We just went up to Sebastian, FL for the weekend and experienced a bit of culture shock: we walked into Publix and hardly anyone was masked. We stayed at a resort where there was some fishing tournament, and the restaurants were all packed for dinner, plus there was kind of an outdoor club connected to them. No one was masked, and the only reasons I felt comfortable staying was it was completely open-air, we were all vaccinated. But it was like being in another world.

Also, I had checked the stats. For June 23 (I think) we had over 200 new cases in Broward County (down a lot but still not insignificant, and higher than the 7 day average, which could indicate an increase.) Nearby Miami Dade was even higher, and Palm Beach, lower. These counties all have cross-traffic every day, so I check all three.

Indian River County, where we visited, had 10. Ten new cases in the whole county. Again, totally different world.
 

pixie225

Well-Known Member
NY now has infection rate of .47%. It is the 62nd day in a row our infection rate has gone down. 54.6% of our total population has received one dose. For those 18 and over 66.2% have received one dose. 47.1% of NY has received both doses.
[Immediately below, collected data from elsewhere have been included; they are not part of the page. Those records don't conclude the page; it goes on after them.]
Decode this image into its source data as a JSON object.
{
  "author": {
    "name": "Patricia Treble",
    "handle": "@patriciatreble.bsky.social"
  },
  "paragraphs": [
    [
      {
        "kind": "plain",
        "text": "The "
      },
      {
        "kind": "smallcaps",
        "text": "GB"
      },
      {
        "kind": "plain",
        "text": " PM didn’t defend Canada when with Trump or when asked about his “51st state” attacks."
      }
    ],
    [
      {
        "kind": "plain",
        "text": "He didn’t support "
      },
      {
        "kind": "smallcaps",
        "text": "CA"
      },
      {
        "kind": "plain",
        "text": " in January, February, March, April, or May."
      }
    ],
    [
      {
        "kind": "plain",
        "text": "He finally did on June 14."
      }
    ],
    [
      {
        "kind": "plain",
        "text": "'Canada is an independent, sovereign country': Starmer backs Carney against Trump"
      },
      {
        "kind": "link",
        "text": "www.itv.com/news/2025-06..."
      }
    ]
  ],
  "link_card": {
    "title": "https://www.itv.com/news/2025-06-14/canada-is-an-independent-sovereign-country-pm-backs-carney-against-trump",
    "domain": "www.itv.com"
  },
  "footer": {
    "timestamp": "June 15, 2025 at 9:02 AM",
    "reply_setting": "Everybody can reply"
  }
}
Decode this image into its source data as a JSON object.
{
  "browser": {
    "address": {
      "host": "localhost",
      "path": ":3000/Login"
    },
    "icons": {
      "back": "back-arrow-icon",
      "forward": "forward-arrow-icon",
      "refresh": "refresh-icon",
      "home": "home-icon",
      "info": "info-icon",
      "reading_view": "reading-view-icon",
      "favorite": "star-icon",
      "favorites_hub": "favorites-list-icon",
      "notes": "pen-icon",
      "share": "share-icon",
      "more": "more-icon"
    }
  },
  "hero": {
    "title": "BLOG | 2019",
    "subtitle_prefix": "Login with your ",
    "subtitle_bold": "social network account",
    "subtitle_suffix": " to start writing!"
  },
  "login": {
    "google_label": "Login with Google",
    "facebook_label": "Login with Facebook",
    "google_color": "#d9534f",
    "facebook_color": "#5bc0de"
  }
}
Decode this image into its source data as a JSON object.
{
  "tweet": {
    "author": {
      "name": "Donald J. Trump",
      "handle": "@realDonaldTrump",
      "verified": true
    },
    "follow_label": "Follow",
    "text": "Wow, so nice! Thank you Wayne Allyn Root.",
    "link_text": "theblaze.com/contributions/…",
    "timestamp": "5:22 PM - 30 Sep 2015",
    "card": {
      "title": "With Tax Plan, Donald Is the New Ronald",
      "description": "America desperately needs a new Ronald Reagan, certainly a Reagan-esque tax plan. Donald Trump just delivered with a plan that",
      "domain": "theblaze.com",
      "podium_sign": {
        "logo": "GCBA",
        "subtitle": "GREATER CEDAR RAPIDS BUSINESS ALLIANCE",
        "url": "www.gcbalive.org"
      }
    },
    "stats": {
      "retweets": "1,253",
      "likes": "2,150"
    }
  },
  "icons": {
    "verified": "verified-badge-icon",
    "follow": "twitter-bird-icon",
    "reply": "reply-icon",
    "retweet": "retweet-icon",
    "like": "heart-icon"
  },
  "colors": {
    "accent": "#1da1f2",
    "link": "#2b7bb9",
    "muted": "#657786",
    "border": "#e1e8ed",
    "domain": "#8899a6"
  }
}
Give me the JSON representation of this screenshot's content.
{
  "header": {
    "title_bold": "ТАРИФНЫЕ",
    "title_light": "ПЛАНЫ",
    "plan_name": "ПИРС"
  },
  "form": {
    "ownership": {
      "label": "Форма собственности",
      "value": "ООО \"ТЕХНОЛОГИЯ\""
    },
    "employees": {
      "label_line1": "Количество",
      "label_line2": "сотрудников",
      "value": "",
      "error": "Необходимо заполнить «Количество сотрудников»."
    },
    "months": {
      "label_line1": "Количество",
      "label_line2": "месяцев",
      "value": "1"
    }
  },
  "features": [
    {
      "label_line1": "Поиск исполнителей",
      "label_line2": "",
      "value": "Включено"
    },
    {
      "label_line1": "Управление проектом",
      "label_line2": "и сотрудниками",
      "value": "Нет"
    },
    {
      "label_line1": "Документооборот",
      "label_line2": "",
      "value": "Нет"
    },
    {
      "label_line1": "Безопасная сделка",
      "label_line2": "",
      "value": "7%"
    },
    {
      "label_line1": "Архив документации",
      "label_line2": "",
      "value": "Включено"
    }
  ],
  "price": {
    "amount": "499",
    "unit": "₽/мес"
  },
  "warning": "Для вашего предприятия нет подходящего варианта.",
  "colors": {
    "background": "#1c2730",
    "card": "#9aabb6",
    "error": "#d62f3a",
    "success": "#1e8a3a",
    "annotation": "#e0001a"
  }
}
We attended the Belmont Stakes on Saturday - 11,000 people let in instead of the 100,000 they usually have. One of the sections was for "vaccinated only" but we saw not one person "proofed" that they had been vaccinated as they entered. We were told to bring our vacs card or excelsior pass to show we had been fully vaccinated. Unvaccinated people were supposed to be wearing masks. We saw only a handful of people wearing masks. Will be interesting to see what happens 1-2 weeks from now with infection rate.
 

DisneyCane

Well-Known Member
I wouldn’t feel very good about no masks for anyone with only 40% vaccinated.

Us Floridians say HELLO!
According to CDC data, over 50% of the population of FL has had at least one dose. The high population counties are all above 40% vaccinated (at least one dose).

Even in the States with the highest levels of vaccination, I'm sure you can find several rural counties that are low like the rural counties in FL. Notable exceptions being VT, ME and HI.